Pertama, tema kegiatan. Poin ini “mengikat”, karena menjadi bingkai yang membatasi kegiatan diadakan. Namun, “ikatan” itu sendiri adakalanya tidak bersifat mutlak, meskipun bagi beberapa orang yang saklek hal ini tidak dapat ditawar. Saya pribadi beranggapan selalu ada ekspresi murni yang boleh saja keluar bingkai, selama tidak mengganggu atau merusak keutuhan karya yang dibawakan. Terkait kriteria-kriteria tertentu yang dirumuskan, seperti waktu dalam pembacaan puisi, misalnya, selama tidak terlalu jauh dari yang ditentukan tidak mengapa. Dalam kasus seleksi seni rupa, sejauh yang saya ikuti di Jogja dan secara nasional, ikatan tema ini tidak selalu bersifat mutlak. Banyak karya yang secara visual, dalam pandangan mata awam, adakalanya “keluar” dari tema yang digariskan—namun yang banyak tidak diketahui awam, adalah juri bisa saja memilih berdasarkan konsep tekstual yang disertakan pada karya.

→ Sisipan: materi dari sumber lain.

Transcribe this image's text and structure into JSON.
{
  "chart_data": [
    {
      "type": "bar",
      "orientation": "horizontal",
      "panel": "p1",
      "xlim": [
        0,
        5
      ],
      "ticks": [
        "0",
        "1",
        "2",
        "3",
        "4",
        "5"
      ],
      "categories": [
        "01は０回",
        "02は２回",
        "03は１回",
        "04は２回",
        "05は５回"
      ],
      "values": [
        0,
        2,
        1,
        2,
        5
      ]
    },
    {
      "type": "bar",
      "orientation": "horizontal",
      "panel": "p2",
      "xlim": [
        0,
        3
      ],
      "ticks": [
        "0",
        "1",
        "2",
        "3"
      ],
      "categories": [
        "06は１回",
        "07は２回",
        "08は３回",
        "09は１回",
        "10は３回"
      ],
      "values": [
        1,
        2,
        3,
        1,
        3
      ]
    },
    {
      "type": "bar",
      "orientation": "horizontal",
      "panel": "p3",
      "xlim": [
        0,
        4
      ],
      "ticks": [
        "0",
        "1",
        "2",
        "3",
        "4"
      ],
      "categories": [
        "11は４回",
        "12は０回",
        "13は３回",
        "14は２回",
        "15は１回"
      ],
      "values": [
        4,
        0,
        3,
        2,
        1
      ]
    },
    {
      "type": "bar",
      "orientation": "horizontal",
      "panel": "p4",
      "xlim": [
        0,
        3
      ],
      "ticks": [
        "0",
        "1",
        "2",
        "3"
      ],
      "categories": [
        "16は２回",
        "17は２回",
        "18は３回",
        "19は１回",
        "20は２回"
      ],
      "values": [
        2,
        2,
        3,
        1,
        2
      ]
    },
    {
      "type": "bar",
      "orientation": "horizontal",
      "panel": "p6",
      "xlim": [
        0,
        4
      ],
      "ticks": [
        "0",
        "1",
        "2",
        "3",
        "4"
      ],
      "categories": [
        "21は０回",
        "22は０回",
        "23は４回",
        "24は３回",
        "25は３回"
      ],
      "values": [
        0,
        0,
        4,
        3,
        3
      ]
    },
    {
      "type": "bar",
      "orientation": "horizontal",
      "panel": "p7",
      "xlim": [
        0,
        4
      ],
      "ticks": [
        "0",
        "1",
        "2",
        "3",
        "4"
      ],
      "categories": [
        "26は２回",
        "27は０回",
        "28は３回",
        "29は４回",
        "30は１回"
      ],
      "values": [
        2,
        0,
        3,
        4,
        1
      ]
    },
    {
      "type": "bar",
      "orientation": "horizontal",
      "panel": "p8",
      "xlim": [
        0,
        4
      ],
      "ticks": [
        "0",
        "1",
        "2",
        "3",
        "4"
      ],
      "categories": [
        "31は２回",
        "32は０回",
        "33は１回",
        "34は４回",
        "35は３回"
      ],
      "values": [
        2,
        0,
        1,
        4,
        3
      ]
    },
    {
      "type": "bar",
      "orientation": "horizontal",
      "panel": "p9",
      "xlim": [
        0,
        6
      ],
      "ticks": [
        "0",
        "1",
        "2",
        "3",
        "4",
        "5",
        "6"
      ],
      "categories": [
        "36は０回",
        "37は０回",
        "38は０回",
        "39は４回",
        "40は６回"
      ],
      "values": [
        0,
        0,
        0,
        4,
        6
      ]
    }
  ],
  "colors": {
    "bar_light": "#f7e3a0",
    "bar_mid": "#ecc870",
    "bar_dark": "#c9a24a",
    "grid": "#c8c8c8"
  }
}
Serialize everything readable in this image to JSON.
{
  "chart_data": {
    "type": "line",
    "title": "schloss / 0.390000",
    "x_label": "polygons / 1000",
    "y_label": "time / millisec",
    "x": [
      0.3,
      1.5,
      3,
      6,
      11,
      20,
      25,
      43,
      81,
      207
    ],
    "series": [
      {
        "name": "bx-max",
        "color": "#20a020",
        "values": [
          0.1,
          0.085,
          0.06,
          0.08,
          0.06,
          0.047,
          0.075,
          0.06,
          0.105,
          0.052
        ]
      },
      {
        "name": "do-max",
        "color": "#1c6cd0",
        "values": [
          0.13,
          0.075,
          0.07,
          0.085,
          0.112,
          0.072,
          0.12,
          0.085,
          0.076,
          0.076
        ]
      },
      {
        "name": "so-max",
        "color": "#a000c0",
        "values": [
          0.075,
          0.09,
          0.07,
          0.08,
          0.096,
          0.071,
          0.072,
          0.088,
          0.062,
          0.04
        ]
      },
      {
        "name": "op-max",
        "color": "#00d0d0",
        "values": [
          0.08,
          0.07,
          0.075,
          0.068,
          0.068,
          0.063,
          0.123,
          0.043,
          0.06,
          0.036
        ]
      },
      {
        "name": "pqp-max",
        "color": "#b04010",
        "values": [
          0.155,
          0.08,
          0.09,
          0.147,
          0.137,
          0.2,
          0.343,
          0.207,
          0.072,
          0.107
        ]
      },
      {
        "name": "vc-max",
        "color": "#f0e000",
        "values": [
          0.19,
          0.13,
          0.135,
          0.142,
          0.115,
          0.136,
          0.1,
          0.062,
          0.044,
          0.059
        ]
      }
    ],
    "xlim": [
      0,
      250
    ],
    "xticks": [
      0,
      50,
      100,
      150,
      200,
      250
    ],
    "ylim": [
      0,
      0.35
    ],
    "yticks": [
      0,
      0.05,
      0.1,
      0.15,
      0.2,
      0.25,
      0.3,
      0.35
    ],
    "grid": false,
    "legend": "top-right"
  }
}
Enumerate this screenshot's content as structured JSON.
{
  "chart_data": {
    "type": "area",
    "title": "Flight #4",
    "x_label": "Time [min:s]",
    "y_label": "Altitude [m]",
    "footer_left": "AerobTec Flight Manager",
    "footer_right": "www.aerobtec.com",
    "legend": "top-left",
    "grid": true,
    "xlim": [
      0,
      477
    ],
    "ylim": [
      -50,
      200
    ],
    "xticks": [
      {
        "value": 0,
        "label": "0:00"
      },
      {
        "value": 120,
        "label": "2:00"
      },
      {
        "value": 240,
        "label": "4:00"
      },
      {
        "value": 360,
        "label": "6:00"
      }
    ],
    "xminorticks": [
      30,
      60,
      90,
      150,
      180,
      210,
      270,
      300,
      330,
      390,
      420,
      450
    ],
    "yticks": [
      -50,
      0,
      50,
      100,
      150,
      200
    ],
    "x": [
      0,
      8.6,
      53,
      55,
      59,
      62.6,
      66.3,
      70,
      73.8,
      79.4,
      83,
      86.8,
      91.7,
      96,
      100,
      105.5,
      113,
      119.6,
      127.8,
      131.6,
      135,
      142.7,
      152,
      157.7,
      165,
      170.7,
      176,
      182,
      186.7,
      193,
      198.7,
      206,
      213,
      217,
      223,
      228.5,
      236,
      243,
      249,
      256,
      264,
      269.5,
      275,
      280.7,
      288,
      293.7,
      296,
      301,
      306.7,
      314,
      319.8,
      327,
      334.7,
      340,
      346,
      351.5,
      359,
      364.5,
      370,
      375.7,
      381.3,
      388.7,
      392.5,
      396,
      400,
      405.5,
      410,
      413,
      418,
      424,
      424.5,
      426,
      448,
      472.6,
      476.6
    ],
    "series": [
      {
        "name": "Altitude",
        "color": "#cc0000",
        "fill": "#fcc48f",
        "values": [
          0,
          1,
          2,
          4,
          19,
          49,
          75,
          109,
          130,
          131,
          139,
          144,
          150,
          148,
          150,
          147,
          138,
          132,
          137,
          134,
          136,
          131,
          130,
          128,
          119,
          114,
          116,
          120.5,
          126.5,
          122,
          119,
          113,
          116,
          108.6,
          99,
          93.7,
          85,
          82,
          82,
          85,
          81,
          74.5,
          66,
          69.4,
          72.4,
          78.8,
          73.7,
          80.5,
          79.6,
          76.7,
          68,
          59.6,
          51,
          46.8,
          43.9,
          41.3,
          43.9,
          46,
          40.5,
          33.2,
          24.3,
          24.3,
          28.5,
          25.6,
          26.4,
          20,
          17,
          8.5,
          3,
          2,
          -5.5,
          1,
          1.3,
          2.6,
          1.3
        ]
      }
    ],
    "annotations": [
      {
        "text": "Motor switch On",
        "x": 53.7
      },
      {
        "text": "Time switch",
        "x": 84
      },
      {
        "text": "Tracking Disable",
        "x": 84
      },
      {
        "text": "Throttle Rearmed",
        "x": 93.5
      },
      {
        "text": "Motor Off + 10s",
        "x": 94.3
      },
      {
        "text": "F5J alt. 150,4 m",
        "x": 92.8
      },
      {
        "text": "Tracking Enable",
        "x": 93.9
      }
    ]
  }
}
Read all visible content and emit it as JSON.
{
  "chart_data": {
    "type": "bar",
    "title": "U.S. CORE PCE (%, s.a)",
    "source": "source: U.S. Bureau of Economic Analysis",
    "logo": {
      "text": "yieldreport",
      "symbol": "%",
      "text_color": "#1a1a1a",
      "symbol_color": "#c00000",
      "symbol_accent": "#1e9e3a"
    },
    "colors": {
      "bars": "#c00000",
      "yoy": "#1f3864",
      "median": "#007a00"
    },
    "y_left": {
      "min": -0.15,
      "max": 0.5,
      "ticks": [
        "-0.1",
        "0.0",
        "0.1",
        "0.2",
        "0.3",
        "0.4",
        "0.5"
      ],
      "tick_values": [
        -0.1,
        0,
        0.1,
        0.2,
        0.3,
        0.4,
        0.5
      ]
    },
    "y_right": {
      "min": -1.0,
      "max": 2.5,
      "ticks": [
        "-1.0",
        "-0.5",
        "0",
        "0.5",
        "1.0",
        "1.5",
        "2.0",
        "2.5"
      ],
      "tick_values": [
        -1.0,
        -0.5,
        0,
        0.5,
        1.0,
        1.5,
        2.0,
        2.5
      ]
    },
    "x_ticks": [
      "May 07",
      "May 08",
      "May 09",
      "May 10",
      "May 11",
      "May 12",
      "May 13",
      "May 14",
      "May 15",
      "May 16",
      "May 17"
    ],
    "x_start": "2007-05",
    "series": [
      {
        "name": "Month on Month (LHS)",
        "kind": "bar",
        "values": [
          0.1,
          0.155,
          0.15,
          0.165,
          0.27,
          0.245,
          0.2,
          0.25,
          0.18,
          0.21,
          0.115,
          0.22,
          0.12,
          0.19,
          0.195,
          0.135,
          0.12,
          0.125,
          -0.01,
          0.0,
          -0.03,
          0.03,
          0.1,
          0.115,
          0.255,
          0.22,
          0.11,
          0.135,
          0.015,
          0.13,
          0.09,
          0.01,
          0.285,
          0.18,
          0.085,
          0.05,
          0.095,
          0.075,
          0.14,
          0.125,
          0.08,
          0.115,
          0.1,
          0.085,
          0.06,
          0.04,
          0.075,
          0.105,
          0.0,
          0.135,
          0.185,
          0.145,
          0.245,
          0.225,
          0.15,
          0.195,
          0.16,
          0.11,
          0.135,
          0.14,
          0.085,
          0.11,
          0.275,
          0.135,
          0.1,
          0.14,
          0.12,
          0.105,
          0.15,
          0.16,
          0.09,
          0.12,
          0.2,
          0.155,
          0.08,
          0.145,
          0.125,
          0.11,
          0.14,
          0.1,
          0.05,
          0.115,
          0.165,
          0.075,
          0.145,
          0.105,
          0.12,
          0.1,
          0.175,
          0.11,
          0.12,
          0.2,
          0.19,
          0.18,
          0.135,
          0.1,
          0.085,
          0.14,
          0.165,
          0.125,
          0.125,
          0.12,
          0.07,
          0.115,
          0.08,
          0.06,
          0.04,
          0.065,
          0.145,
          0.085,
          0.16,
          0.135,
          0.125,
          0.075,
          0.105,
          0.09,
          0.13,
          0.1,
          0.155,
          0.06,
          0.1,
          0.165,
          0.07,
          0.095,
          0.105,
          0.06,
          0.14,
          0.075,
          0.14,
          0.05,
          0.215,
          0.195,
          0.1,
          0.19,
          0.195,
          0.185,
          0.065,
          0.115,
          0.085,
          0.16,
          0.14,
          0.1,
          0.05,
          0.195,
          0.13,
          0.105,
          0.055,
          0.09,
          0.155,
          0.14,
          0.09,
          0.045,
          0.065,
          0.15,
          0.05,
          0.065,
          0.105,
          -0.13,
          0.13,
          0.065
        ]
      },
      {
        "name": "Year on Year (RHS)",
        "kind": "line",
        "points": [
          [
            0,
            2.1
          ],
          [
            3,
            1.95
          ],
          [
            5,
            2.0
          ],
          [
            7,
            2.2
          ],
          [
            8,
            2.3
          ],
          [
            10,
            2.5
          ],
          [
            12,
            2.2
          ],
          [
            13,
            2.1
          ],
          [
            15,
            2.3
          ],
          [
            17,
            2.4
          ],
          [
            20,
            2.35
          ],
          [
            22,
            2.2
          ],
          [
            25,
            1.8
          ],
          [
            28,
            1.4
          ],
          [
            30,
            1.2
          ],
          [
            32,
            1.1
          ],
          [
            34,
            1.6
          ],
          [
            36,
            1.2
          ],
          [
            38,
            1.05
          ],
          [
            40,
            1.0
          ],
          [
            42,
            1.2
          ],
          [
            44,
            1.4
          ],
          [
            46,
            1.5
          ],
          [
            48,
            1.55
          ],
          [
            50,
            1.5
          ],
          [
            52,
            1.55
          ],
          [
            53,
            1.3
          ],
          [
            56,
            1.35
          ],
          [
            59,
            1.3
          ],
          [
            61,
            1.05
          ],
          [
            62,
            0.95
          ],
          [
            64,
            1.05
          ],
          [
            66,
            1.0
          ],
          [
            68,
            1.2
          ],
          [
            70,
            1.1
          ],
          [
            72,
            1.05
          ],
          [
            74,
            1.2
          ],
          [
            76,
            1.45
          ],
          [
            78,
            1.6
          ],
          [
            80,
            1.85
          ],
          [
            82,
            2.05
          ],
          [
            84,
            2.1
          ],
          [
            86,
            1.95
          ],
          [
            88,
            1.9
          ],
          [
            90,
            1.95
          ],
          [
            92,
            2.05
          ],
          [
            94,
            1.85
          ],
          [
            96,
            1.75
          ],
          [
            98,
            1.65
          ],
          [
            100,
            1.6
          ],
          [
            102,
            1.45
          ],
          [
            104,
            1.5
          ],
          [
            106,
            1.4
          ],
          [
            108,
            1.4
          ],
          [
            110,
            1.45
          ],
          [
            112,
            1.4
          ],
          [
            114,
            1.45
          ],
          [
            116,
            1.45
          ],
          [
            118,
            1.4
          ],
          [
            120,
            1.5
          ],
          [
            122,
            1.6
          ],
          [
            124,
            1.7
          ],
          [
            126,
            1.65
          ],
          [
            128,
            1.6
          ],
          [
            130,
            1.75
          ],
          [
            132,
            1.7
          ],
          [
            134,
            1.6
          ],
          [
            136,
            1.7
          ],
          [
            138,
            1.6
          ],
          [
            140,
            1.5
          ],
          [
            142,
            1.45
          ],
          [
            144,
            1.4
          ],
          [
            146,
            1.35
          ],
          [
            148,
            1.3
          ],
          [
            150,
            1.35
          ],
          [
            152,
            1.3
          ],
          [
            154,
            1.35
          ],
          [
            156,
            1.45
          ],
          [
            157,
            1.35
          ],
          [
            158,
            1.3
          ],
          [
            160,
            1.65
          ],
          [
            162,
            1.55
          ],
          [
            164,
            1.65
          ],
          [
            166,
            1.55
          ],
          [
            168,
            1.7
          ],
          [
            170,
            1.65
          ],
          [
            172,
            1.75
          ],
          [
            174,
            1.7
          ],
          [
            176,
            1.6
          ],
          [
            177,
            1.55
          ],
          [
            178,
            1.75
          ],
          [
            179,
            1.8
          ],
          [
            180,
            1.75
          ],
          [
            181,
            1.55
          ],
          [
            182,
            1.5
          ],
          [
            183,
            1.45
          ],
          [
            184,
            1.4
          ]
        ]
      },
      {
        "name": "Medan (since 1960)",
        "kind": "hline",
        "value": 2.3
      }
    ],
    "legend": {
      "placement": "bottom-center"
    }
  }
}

Kedua, kriteria yang dirumuskan, atau hal-hal bersifat teknis yang menjadi panduan bagi penilaian. Dalam pembacaan puisi, misalnya, kriteria itu meliputi pemahaman dan penghayatan akan puisi yang dibacakan, dan ini menentukan bagaimana ia akan mengeraskan atau melirihkan suaranya, memotong frase atau kalimat dengan tekanan intonasinya, dan mengekspresikan lewat mimik dan gesture anggota badannya. Dalam hal inilah perlunya membaca berulang-ulang karya yang dibacakan sebelum final dibacakan, untuk mempertegas “tafsir” pembaca puisi. Berikutnya artikulasi (kejelasan bacaan) dan intonasi (tekanan nada suara), dalam hal ini sekali lagi “tafsir” atas bacaan sebelumnya sangat menentukan.